The only way I was able to do this type of functionality is to was to use the Code section of the report. I would keep track of the group data I wanted to summarize in a global variable in that I would later output to the field that I wanted.
Here is a microsoft article to describe how to embed code into your report
http://msdn.microsoft.com/en-us/library/ms159238.aspx
Here is a much more detailed way to solve your problem.
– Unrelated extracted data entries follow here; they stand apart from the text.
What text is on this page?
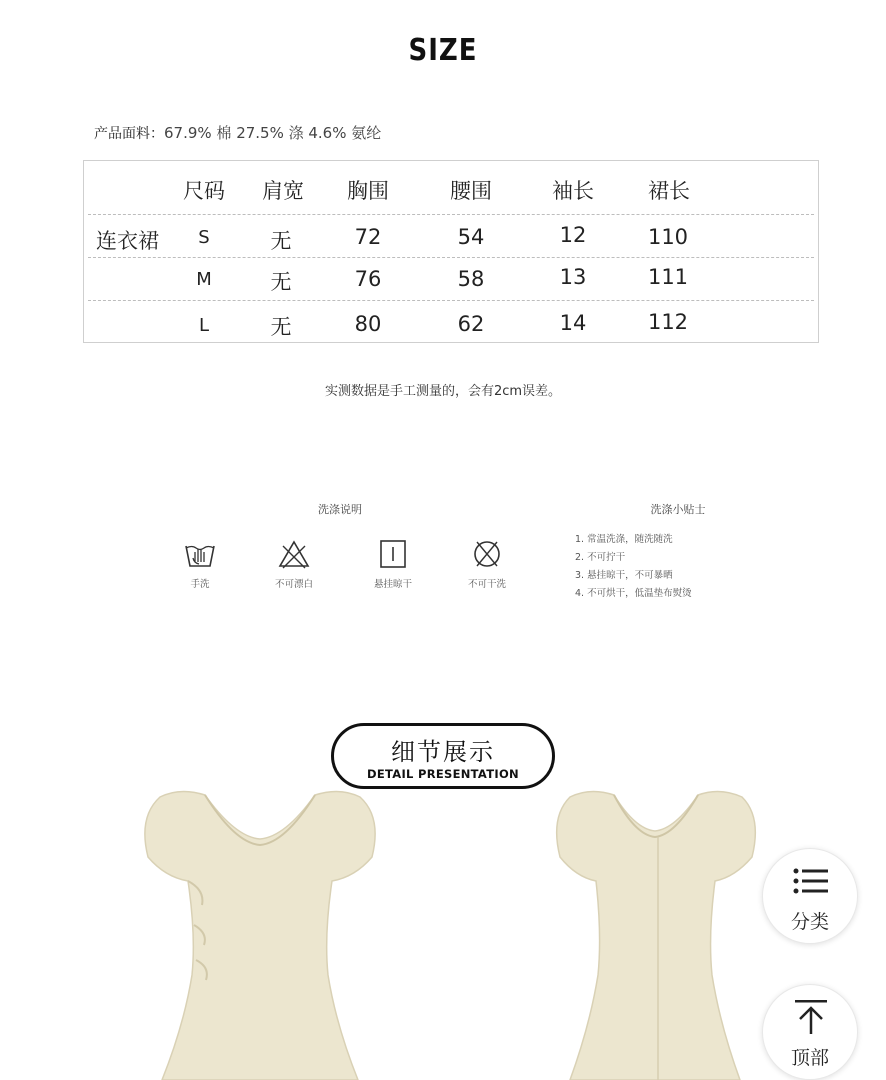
SIZE
产品面料：67.9% 棉 27.5% 涤 4.6% 氨纶
尺码 肩宽 胸围	腰围	袖长	裙长
连衣裙 S	无	72	54	12	110
M	无	76	58	13	111
L	无	80	62	14	112
实测数据是手工测量的，会有2cm误差。
洗涤说明
手洗	不可漂白	悬挂晾干	不可干洗
洗涤小贴士
1. 常温洗涤，随洗随洗
2. 不可拧干
3. 悬挂晾干，不可暴晒
4. 不可烘干，低温垫布熨烫
细节展示
DETAIL PRESENTATION
分类
顶部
Link
Assuming your source is SQL Server 2008 you might be able to use a combination of grouping sets:
http://technet.microsoft.com/en-us/library/bb522495.aspx
And the SSRS Aggregate Function:
http://msdn.microsoft.com/en-us/library/ms155830(v=sql.90).aspx
This blog has an example that may also be helpful
http://beyondrelational.com/blogs/jason/archive/2010/07/03/aggregate-of-an-aggregate-function-in-ssrs.aspx
Good Luck
I would do this in a sql script, doing this in reporting would be overkill (although it probably would be possible).
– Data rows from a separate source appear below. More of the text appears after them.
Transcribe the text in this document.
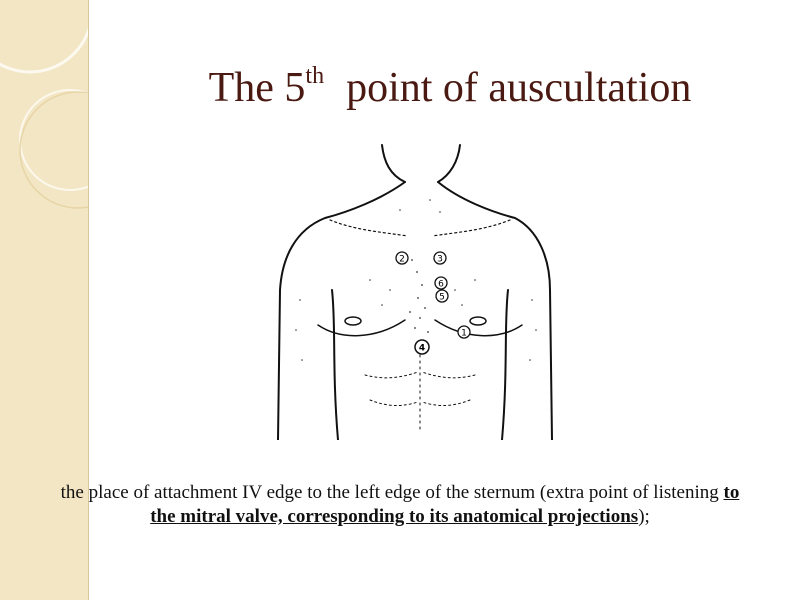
The 5th point of auscultation
2	3
6
5
1
4
the place of attachment IV edge to the left edge of the sternum (extra point of listening to the mitral valve, corresponding to its anatomical projections);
I have and example script right here:
drop table #tmp, #tmp2, #tmp3
select 'User A' as [User],' Task X ' as [Task],100.00 as [Time]
into #tmp
union all
select 'User A ',' Task Y ',200
union all
select 'User A ',' Task Z ',300
union all
select 'User B ',' Task X ',400
union all
select 'User B ',' Task Y ',500
union all
select 'User B ',' Task Z ',600
union all
select 'User C ',' Task X ',700
union all
select 'User C ',' Task Y ',800
union all
select 'User C ',' Task Z ',900
union all
select 'User D ',' Task X ',1000
union all
select 'User D ',' Task Y ',1100
union all
select 'User D ',' Task Z ',1200
select [User],
Task,
Sum(time) as time
into #tmp2
from #tmp
group by [User],
[Task]
select [User],
avg(time) as time
into #tmp3
from #tmp2
group by [User];
declare #statement nvarchar(max);
select #statement =
'with cteTimes as (
select *
from #tmp2 t
pivot (sum (t.[time]) for Task in (' + stuff((select ', ' + quotename([Task]) from #tmp group by [Task] for xml path, type).value('.','varchar(max)'), 1, 2, '') + ')) as Task
)
select ''All'' as [User],
(select avg(usr.time) from #tmp3 usr),'
+ stuff((select ', avg(' + quotename([Task]) + ') as ' + quotename([Task]) from #tmp group by [Task] for xml path, type).value('.','varchar(max)'), 1, 2, '') +
+'from cteTimes x ';
exec sp_executesql #statement;
The script can probably be optimized by using a pivot instead of multiple joins while creating the #tmp4.
My example is just explanatory.
Here's the query I would write that works... The "PreQuery" is done to group the counts and sum of each element for a given user... Then that is rolled-up to the top-most level of "All". Now, this is based on your data sample.
SELECT
AVG( TaskTime / TaskCount ) as TaskAvg,
SUM( XTime ) / SUM( XCount ) as XAvg,
SUM( YTime ) / SUM( YCount ) as YAvg,
SUM( ZTime ) / SUM( ZCount ) as ZAvg
from
( SELECT
user,
COUNT(*) as TaskCount,
SUM( Time ) as TaskTime,
CASE WHEN Task = "Task X" THEN 1 ELSE 0 END as XCount,
CASE WHEN Task = "Task X" THEN Time ELSE 0 END as XTime,
CASE WHEN Task = "Task Y" THEN 1 ELSE 0 END as YCount,
CASE WHEN Task = "Task Y" THEN Time ELSE 0 END as YTime,
CASE WHEN Task = "Task Z" THEN 1 ELSE 0 END as ZCount,
CASE WHEN Task = "Task Z" THEN Time ELSE 0 END as ZTime
FROM
AllUsersTasks
group by ;
user ) PreQuery
If your data could provide that a given user has multiple entries for a single Task, such as 3 entries for User A, Task X has Times of 95, 100 and 105, you have 3 entries for 300 which results in the 100. This could skew your OVERALL Average of this task and would have to modify the query. Let me know if a person will have multiple entries per a given task based on production data... If so, then THAT element would probably need to be put into its OWN pre-query where the "From AllUserTasks" table is.